My apnea has rather suddenly become too severe to ignore. At Google, the first paid link under ‘apnea’ advertises a widget that clips to the nasal septum. For $18, it would be pleasant to believe that it’s not mere quackery!
Confessions Of An Isolationist Wannabe: John Hawkins writes on Right Wing News:
Rarely a day passes on the internet without another article being written that claims America is a “hegemon”, that we’re like “like Rome,” or that we want to “create an empire.” Take it from a Conservative, ultra-nationalistic, America-first hawk; Americans on the whole would rather drive bamboo shoots under their fingernails than “rule the world.”
So what? Here’s a little secret that the world would do well to remember: Foreign policy is not made by Americans-in-general.
So how the hell did we end up with our fingers in every bowl of soup from Bahrain to Brazil? It’s because we’re not content to sit around on our behinds while the entire planet collapses without us. . . . We’re the only thing keeping the planet from reverting back to an early 1800’s style plunder, war, and rampage philosophy.
Or so the politicians keep telling themselves.
If they really wanted to help the world’s hellholes, they could consider lowering agricultural tariffs, and cut off subsidies to foreign politicians (if even that word is not too polite for e.g.
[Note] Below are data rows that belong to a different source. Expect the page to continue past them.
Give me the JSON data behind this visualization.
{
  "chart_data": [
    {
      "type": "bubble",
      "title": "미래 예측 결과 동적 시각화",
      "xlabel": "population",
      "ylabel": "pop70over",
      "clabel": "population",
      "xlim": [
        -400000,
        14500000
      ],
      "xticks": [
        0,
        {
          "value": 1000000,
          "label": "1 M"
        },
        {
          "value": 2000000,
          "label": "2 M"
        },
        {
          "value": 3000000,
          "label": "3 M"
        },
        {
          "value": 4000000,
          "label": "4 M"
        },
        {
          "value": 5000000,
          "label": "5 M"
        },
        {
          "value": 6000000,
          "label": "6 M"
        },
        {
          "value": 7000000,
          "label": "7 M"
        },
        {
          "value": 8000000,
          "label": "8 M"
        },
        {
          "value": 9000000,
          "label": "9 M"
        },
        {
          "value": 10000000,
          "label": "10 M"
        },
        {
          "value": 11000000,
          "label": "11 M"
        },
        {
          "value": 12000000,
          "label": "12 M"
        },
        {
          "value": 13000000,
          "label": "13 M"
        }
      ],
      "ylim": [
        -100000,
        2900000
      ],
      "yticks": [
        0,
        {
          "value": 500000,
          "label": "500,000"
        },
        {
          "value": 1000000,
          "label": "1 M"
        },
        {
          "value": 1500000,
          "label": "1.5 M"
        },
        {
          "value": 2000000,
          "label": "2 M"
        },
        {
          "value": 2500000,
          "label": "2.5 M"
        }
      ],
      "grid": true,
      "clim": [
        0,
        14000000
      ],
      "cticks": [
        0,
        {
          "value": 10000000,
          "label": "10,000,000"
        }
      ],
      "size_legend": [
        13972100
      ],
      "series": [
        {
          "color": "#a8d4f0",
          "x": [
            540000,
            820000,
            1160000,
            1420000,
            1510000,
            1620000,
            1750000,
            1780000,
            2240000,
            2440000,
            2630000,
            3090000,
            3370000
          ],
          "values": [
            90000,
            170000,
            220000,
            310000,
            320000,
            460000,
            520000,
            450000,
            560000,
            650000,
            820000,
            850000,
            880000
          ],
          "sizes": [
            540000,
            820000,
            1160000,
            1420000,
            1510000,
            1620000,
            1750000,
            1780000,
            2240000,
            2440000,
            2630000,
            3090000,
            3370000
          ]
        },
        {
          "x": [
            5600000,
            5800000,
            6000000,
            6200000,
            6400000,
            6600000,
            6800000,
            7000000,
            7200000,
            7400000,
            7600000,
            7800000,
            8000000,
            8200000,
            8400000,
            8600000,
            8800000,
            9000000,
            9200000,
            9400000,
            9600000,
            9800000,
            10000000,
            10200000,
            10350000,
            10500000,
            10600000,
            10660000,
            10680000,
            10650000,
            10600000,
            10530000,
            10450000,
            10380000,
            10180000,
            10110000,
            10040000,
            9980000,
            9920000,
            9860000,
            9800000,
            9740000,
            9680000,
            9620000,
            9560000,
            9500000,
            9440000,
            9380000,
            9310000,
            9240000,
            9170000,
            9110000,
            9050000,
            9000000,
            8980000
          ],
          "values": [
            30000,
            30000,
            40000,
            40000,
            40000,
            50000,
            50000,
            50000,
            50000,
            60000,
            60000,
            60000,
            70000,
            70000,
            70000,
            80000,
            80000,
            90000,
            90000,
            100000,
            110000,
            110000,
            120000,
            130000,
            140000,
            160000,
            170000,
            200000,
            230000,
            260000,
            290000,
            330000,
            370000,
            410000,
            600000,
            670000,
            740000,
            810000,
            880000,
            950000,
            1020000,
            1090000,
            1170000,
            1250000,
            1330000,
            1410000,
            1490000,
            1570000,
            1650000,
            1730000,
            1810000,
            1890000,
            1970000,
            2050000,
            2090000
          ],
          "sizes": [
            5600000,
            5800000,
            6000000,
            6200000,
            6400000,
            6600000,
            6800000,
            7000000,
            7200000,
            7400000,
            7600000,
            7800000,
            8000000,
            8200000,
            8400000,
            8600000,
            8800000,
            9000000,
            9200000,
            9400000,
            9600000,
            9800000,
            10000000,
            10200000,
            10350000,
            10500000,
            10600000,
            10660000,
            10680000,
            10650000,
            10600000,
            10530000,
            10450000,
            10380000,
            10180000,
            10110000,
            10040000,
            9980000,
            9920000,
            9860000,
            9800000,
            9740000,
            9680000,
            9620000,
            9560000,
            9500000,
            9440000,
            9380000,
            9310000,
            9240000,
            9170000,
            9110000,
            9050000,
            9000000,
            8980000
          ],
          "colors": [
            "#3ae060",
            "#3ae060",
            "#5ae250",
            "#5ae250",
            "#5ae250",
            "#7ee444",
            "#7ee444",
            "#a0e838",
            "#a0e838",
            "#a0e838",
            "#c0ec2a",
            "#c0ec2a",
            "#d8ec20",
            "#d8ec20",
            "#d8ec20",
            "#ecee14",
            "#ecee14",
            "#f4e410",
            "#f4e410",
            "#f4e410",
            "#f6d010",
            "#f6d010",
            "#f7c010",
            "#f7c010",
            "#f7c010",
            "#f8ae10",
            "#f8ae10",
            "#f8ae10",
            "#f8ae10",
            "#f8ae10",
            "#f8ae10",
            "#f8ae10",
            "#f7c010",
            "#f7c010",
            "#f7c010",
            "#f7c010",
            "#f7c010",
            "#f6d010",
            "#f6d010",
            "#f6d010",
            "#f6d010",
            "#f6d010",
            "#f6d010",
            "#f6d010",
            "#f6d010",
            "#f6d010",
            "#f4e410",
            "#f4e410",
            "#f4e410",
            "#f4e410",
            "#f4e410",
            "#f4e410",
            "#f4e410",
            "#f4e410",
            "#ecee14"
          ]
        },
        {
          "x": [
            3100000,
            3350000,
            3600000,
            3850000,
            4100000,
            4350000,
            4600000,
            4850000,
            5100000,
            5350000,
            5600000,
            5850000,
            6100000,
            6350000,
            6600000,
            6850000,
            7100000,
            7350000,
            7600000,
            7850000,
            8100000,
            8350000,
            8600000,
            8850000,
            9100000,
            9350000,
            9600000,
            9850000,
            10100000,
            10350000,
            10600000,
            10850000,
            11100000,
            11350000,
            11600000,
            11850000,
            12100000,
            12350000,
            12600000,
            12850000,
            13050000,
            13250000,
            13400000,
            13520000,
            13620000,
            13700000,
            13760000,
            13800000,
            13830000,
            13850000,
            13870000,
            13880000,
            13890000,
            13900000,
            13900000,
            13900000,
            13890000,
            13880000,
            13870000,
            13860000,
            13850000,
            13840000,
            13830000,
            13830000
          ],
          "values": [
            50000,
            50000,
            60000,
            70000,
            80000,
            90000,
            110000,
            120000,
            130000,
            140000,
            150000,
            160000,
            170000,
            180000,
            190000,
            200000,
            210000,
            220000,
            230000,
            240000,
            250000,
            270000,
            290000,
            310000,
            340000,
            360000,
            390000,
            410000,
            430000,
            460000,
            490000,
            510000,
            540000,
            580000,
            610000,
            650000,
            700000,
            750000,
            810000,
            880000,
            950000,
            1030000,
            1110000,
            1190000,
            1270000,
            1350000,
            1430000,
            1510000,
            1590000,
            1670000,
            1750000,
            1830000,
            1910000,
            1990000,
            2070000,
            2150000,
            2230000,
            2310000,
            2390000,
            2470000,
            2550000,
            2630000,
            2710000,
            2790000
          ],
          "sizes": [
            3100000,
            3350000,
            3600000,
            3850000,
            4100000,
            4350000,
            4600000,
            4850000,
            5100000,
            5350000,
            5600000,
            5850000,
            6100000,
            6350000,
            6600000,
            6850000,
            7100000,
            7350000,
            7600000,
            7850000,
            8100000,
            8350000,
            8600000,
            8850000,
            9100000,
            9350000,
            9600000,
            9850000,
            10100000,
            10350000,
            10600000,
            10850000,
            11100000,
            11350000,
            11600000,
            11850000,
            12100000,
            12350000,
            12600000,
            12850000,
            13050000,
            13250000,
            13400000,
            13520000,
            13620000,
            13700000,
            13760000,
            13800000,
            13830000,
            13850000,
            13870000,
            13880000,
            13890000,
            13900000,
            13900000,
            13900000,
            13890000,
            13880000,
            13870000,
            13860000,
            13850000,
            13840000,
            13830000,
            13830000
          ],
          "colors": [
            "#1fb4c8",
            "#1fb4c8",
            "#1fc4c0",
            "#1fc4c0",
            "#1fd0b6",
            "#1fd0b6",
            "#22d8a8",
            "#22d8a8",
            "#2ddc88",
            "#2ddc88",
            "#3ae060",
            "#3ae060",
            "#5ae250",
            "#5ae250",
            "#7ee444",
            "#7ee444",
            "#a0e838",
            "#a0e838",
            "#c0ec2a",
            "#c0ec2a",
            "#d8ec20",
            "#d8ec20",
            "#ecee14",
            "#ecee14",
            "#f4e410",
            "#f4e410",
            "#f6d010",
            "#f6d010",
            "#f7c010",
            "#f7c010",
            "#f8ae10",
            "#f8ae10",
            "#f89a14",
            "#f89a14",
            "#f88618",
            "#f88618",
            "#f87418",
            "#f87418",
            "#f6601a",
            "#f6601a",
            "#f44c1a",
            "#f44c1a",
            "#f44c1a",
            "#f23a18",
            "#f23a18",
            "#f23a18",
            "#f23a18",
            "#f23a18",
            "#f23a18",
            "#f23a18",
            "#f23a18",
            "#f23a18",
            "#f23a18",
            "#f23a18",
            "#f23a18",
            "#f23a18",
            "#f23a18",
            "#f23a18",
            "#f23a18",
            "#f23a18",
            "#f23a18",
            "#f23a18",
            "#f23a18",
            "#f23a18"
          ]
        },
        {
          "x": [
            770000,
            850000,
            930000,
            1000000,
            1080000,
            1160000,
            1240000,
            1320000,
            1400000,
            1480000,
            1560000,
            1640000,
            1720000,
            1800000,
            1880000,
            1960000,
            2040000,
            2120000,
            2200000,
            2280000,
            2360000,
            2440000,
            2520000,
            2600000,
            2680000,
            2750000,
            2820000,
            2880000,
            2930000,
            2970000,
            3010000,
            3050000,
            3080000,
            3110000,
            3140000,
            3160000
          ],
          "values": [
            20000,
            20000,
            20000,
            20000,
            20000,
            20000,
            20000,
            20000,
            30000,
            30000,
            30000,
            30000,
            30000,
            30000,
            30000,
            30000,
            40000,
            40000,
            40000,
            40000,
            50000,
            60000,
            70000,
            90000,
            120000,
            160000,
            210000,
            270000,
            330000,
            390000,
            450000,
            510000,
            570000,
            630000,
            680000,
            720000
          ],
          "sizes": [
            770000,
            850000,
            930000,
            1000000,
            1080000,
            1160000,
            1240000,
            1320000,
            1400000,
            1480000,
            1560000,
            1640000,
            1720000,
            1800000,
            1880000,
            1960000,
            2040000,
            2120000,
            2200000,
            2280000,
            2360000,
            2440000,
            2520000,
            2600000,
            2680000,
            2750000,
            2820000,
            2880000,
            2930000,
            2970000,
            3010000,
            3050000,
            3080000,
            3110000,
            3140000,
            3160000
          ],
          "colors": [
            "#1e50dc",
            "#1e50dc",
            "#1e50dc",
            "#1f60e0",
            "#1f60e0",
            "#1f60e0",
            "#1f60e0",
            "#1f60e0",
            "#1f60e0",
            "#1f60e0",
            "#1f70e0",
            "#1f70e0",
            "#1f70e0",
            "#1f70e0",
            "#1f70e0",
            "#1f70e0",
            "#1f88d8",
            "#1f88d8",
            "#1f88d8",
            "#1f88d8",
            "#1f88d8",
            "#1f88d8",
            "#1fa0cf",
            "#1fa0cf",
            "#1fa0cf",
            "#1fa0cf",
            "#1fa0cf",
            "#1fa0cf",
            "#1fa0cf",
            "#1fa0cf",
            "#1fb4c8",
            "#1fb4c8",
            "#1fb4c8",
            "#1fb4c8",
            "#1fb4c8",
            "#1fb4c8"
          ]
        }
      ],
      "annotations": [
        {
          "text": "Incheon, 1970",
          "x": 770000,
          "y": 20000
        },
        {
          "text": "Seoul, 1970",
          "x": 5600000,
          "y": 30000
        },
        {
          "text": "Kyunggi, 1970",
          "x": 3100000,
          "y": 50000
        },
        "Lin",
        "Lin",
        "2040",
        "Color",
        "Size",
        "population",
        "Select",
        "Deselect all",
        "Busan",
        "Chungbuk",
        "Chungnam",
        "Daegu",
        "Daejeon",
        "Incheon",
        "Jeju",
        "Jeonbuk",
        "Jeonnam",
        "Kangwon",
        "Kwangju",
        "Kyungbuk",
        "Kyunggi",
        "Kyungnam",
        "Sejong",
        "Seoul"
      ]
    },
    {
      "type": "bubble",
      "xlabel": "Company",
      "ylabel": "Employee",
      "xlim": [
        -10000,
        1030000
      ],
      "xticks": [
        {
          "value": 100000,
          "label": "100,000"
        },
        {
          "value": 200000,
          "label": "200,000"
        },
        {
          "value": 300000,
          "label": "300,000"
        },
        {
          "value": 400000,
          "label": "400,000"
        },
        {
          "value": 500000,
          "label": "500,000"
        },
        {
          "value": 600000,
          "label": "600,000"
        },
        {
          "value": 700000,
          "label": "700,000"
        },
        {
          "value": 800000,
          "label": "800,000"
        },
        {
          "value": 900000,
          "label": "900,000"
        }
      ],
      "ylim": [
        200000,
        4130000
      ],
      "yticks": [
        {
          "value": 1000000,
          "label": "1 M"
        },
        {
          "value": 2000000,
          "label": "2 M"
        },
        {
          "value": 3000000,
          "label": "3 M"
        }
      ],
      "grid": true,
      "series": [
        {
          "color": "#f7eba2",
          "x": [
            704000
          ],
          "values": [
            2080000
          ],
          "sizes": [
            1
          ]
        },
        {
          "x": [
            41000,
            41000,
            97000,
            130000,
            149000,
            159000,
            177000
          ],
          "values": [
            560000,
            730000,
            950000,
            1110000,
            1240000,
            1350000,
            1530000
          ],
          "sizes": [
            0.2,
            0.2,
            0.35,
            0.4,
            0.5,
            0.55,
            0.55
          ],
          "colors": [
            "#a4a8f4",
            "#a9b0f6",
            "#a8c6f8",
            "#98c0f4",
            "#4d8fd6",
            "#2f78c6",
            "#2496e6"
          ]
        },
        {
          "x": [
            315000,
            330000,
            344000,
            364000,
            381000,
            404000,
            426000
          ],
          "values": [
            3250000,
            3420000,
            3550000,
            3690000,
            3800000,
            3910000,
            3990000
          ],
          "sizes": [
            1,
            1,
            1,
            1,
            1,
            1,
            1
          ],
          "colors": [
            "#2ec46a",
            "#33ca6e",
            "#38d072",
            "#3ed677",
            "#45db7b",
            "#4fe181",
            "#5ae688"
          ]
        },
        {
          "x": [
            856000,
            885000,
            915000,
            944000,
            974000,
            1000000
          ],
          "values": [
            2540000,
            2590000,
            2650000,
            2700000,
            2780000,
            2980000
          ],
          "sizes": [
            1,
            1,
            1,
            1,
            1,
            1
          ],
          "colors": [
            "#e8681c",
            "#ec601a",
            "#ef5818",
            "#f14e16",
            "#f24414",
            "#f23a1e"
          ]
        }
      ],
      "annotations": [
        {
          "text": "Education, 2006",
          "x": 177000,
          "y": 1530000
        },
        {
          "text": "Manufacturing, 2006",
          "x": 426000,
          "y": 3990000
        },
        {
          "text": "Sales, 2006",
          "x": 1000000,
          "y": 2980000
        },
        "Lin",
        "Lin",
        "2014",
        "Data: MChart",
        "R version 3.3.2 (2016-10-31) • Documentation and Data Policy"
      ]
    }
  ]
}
Mubarak).
Silly puns like this are only a small part of what you’re missing if you don’t read Soap on a Rope. Say not that I warned thee not.
I’ve long been puzzled by some of the 404s that appear in my logs. Does everyone get a steady trickle of requests to POST /cgi-bin/formmail.pl ?
John Weidner (Random Jottings) expresses something I had in mind:
Suppose thousands, nay tens of thousands of Federal employees were replaced whenever the White House changed hands. The continuity of well-established procedures would be broken. But, so would the continuity of entrenched lethargy and indifference. The new people would lack much of the knowlege needed for their jobs, but they would also be willing to try new ideas, and would know how things are done in the private sector. Some of the new people would be incompetent or venal, but . . . well, you know where that one’s going.
Weidner also touches on the former practice of selling commissions in the British army. Sir Iain Moncreiffe (1919-85) made the interesting point that this meant most officers were able to resign in protest without endangering their livelihood. (Indeed in many regiments an officer could not live on his salary.)
See also this memoir by David Hardy. (local copy, just in case)
if we must have politicians . . .
I’ve seen several comments, on as many sites, saying that automatic runoff elections (as used in Australia, I believe) would eliminate the problem of spoiler candidates. True, but I prefer approval voting, which is simpler, requiring only one procedural change: stop discarding ballots as ‘spoiled’ for marking too many candidates. (I guess it’s not so simple where voting machines are used; at least some such machines physically prevent multi-voting.) An approval count also gives a single number which meaningfully measures the winner’s mandate.
Since I last looked, Richard Bennett has taken down the insulting “I don’t do Netscape 4” page. Good boy.
(I primarily use 4.79 because 6.2.2 is much less graceful in handling mail and bookmarks.)